USydNLP:::Honours & Special Research Topics

Honours & Special Research Topics

Information for University of Sydney Students

If you are interested in our Capstone or SSP, please have a look at the USydNLP_2021 projects

The following list shows the honours research topics that our group is interested in. If you have any other NLP and deep learning related research topic that you would like to work on, please contact us.

Desirable: Student has done COMP3X08 (Introduction to Artificial Intelligence) or equivalent, and prepare to take COMP5046 (Natural Language Processing)

Explainable or Interpret-able Neural Network (in natural language processing)

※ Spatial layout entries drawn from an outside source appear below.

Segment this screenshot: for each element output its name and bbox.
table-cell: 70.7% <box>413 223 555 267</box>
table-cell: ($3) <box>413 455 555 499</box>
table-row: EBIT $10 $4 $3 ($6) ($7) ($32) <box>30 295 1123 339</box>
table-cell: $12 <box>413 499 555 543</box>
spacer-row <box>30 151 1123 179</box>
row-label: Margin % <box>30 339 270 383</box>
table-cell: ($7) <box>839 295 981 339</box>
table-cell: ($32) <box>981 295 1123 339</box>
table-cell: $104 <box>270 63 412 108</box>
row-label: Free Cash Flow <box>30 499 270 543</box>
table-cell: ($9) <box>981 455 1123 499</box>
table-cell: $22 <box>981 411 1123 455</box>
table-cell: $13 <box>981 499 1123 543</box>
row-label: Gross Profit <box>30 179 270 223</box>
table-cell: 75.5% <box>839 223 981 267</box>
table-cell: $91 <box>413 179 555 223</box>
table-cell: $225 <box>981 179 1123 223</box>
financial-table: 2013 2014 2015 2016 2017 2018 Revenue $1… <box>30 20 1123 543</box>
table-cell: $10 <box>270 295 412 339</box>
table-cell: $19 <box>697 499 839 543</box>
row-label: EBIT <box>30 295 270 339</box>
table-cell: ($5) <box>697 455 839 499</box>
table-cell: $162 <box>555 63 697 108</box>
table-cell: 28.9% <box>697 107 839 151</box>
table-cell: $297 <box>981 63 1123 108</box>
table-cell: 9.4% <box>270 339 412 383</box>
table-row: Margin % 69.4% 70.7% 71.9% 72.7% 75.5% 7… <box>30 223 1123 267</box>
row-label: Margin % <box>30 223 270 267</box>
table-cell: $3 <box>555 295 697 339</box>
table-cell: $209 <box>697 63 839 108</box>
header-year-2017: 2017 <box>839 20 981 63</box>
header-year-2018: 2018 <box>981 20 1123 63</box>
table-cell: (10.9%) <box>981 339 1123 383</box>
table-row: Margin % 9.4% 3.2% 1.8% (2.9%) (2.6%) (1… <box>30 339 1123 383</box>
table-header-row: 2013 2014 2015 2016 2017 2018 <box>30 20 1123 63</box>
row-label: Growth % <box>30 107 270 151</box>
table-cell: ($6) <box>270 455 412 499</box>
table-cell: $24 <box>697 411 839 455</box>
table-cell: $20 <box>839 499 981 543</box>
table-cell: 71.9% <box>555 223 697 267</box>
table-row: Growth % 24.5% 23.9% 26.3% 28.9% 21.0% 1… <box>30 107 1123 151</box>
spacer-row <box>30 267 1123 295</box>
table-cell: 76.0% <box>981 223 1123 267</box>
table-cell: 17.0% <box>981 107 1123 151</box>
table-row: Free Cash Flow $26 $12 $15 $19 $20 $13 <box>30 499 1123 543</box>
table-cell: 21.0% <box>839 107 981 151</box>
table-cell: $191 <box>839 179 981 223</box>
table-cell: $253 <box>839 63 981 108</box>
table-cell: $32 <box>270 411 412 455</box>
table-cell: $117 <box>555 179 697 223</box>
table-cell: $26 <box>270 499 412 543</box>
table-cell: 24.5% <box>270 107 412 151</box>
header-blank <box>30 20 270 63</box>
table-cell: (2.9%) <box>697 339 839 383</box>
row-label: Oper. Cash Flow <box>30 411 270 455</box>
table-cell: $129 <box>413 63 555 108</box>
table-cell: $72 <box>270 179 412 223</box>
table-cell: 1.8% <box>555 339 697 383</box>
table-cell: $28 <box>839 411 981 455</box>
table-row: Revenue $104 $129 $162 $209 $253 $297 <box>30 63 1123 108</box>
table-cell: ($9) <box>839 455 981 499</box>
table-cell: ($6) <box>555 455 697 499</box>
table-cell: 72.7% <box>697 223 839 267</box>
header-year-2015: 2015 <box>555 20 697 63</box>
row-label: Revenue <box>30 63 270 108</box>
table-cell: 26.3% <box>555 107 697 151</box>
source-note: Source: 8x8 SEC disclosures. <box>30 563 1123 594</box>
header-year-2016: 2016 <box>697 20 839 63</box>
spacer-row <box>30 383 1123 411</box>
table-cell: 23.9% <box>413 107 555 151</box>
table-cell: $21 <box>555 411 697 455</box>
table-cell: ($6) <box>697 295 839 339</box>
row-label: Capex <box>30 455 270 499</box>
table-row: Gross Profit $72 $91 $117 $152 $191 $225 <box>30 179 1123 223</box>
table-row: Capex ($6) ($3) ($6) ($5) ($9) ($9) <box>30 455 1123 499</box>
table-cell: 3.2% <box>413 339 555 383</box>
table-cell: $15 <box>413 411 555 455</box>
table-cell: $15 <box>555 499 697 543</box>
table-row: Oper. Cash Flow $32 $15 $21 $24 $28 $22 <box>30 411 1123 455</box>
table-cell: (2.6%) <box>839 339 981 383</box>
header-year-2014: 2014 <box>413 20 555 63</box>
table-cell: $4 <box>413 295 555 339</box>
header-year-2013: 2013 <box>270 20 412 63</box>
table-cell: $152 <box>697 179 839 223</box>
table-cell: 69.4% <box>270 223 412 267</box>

According to Wikipedia, “… Explainable AI (XAI) or Transparent AI is an artificial intelligence (AI) whose actions can be easily understood by humans. It contrasts with the concept of the “black box” in machine learning, meaning the “interpretability” of the workings of complex algorithms, where even their designers cannot explain why the AI arrived at a specific decision…” With the advance and popularity of deep learning, it is even more important (1) to know why a system comes up with a decision and (2) for human to learn from the system. This is really an exploration research project. We will use health domain for our testing purpose.

Incremental Learnable Dialog System

Intelligent dialog system has been widely used to help human with different aspects such as Apple Siri, Microsoft Xiaoice in nowadays. However, for most of the dialog systems, if the users provide feedback about what errors that system has made, the system can not update automatically but only with the manual. Therefore, the primary goal of this project is to build a hybrid incremental learnable rule-based deep learning dialog system. First, the system can enable the manual to update the rules. Moreover, with using deep learning, the system can update those rules automatically by analyzing user’s feedback. We intend to implement this system in the university course selection first and explore more application possibilities in the future.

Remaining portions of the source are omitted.